INDIGNATION
(director/writer: James Schamus; screenwriter: based on a Philip Roth novel; cinematographer: Christopher Blauvelt; editor: Andrew Marcus; music: Jay Wadley; cast: Logan Lerman (Marcus Messner), Sarah Gadon (Olivia Hutton), Tracy Letts (Hawes Caudwell), Linda Emond (Esther), Danny Burstein (Max Messner, the butcher father), Ben Rosenfield (Bertram Flusser), Pico Alexander (Sonny Cottler), Philip Ettinger (Ron Foxman), Noah Robbins
 (Marty Ziegler), Richard Topol (Mo Greenberg); Runtime: 110; MPAA Rating: NR; producers: Anthony Bregman/ James Schamus/Rodrigo Teixeira; Likely Story/Symbolic Exchange; 2016)
“Schamus richly captures the angst of his Jewish protagonist, who is the alter ego of the author as a college student on a campus of mostly gentiles.”

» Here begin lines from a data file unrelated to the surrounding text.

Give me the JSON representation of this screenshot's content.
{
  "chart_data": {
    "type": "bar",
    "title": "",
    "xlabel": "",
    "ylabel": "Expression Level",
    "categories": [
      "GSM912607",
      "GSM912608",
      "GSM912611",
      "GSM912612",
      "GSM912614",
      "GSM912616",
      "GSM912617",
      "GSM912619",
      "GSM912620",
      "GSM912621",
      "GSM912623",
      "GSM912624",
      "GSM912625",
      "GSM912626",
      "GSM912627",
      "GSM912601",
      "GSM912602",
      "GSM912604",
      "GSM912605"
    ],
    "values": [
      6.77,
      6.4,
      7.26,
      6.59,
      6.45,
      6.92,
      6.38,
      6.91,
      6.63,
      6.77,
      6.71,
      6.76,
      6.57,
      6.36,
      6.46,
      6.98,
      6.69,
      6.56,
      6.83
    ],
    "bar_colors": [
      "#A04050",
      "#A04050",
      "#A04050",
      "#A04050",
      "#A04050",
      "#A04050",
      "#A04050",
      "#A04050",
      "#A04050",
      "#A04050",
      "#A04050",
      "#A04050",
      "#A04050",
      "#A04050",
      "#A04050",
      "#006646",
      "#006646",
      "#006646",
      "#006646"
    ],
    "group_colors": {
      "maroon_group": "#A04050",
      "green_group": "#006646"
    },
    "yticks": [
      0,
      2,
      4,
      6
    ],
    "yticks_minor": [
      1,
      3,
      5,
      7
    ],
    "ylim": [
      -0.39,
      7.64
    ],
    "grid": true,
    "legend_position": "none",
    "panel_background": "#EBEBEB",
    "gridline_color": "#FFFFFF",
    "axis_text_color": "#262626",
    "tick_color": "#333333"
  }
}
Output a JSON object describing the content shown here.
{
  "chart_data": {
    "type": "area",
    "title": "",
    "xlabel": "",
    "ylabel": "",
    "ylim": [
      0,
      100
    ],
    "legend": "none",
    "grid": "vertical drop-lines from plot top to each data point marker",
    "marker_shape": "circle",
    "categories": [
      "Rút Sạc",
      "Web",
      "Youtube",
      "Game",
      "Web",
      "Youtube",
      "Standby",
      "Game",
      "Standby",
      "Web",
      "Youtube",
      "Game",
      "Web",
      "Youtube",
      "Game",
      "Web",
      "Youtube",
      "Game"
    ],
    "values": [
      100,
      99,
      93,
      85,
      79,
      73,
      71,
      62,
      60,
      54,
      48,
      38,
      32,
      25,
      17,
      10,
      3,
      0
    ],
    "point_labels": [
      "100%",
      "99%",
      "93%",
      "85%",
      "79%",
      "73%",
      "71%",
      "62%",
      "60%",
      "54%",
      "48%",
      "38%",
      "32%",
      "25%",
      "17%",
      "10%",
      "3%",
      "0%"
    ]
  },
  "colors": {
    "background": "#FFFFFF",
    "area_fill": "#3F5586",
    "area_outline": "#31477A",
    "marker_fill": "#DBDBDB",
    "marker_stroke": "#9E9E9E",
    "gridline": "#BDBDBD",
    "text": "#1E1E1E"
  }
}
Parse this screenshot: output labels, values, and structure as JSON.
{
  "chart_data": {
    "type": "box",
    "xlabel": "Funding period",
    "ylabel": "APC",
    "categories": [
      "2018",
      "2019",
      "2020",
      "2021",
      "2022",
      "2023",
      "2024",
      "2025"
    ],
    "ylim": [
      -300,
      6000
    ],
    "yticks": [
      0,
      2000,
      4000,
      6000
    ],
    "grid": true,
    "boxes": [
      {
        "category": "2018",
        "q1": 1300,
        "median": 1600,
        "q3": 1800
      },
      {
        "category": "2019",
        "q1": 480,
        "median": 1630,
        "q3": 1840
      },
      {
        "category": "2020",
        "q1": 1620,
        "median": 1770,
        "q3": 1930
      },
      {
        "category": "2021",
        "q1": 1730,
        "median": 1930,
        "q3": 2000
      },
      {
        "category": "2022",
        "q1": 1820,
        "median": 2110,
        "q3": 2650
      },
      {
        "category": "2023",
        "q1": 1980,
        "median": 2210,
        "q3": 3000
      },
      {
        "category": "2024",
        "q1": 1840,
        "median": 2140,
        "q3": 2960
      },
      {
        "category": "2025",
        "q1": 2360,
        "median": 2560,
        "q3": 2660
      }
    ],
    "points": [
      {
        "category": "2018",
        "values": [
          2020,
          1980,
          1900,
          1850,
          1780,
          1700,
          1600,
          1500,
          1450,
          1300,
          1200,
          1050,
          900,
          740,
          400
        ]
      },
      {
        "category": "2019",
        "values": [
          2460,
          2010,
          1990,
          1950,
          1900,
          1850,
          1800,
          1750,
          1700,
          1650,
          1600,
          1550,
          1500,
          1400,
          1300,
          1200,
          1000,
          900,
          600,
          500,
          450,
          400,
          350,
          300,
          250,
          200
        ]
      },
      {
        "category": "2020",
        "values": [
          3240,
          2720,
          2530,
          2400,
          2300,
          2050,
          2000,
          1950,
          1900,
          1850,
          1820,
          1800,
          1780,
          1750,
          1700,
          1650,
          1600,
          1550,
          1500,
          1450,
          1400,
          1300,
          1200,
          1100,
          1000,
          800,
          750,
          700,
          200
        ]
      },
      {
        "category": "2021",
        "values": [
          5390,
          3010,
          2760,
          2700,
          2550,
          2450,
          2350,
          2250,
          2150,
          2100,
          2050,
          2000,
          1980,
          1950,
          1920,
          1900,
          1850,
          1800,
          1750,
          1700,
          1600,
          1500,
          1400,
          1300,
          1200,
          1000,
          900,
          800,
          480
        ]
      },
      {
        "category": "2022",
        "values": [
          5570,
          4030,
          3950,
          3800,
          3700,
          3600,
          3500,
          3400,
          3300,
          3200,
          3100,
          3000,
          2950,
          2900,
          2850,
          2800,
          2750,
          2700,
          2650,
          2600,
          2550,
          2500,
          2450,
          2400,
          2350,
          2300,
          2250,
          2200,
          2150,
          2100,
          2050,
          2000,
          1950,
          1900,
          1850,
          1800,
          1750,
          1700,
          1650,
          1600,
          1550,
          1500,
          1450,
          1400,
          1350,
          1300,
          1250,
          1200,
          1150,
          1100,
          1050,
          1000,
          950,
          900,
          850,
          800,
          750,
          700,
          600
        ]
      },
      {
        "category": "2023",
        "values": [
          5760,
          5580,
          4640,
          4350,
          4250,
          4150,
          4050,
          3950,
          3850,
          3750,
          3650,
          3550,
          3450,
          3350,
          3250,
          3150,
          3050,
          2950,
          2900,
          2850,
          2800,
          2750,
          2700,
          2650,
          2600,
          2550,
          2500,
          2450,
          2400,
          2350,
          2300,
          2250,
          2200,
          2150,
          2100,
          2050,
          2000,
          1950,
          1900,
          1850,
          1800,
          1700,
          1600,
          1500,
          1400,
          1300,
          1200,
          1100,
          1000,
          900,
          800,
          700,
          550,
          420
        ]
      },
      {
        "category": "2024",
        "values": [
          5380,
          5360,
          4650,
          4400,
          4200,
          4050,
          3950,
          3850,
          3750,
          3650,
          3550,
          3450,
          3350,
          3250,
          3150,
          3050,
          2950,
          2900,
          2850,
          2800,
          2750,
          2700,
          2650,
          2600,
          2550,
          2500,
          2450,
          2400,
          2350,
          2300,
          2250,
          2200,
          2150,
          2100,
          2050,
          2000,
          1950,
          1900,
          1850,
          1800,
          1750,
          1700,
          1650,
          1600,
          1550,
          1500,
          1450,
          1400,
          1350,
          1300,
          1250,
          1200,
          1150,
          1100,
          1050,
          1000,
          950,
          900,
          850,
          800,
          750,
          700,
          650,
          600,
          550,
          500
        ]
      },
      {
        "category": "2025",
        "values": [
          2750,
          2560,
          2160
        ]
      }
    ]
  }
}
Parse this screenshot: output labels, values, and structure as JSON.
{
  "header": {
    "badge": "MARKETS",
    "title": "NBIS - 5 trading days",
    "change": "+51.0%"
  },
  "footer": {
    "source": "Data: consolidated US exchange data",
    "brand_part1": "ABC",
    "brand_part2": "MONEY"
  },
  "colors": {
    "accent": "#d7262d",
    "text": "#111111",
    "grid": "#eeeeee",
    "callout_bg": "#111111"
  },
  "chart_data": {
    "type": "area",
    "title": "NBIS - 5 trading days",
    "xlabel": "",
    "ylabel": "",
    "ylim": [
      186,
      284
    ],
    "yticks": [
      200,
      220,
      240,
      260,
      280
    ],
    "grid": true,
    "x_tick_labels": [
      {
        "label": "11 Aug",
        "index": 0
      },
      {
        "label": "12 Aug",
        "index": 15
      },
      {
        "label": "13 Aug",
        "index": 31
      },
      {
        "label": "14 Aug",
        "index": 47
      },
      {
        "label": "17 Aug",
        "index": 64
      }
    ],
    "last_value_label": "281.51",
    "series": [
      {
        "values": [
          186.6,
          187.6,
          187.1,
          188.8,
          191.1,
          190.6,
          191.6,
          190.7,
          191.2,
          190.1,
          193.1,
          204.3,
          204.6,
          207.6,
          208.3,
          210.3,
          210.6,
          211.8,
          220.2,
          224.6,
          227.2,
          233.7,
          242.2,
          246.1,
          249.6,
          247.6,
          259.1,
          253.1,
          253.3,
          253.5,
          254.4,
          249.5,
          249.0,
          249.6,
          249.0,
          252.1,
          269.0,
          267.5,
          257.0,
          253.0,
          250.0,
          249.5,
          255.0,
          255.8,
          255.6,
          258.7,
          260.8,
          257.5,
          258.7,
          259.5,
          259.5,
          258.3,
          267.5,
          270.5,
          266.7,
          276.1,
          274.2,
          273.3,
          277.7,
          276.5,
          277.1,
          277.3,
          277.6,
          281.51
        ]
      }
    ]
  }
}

Reviewed by Dennis Schwartz
Columbia University professor, screenwriter and producer James Schamus tries his hand at directing in this intelligent period piece coming-of-age drama, which is his directing debut. The film is based on the deeply personal 2008 novel by Philip Roth. As a rule, Roth novels do not translate well to the big screen. But this film is the exception. Schamus richly captures the angst of his Jewish protagonist, who is the alter ego of the author trying to find his identity as a college student on a campus of mostly gentiles. In 1951, the Newark, New Jersey, 18-year-old Marcus Mesner (Logan Lerman) gets away from his overbearing kosher butcher father Max (Danny Burstein) and over-protective mom (Linda Emond) by accepting a scholarship to the small Winesburg College, a mostly Christian school in Ohio. College admission also allows him a draft exemption and to miss the Korean War. The indignant, idealistic and atheistic diligent student refuses to mingle with the school’s small Jewish community. Instead he finds a tentative romance with a beautiful but suicidal shiksa classmate, Olivia Hutton (Sarah Gadon), who gives the virgin head unexpectedly on their first date. The playwright Tracy Letts is engaging playing the dean trying to bully the secular student to attend chapel at least 10 times, in compliance with the college policy. Their 15-minute intellectual debate is the film’s centerpiece, showing the dean entrenched in the status-quo while the student rebels against such conservative values. The gentle but provocative violin score by Jay Wadley, the well-presented period details, the fine ensemble acting and the solid art-house presentation of a loner trying to figure things out for himself, without support from adults, makes for a better than average adult drama.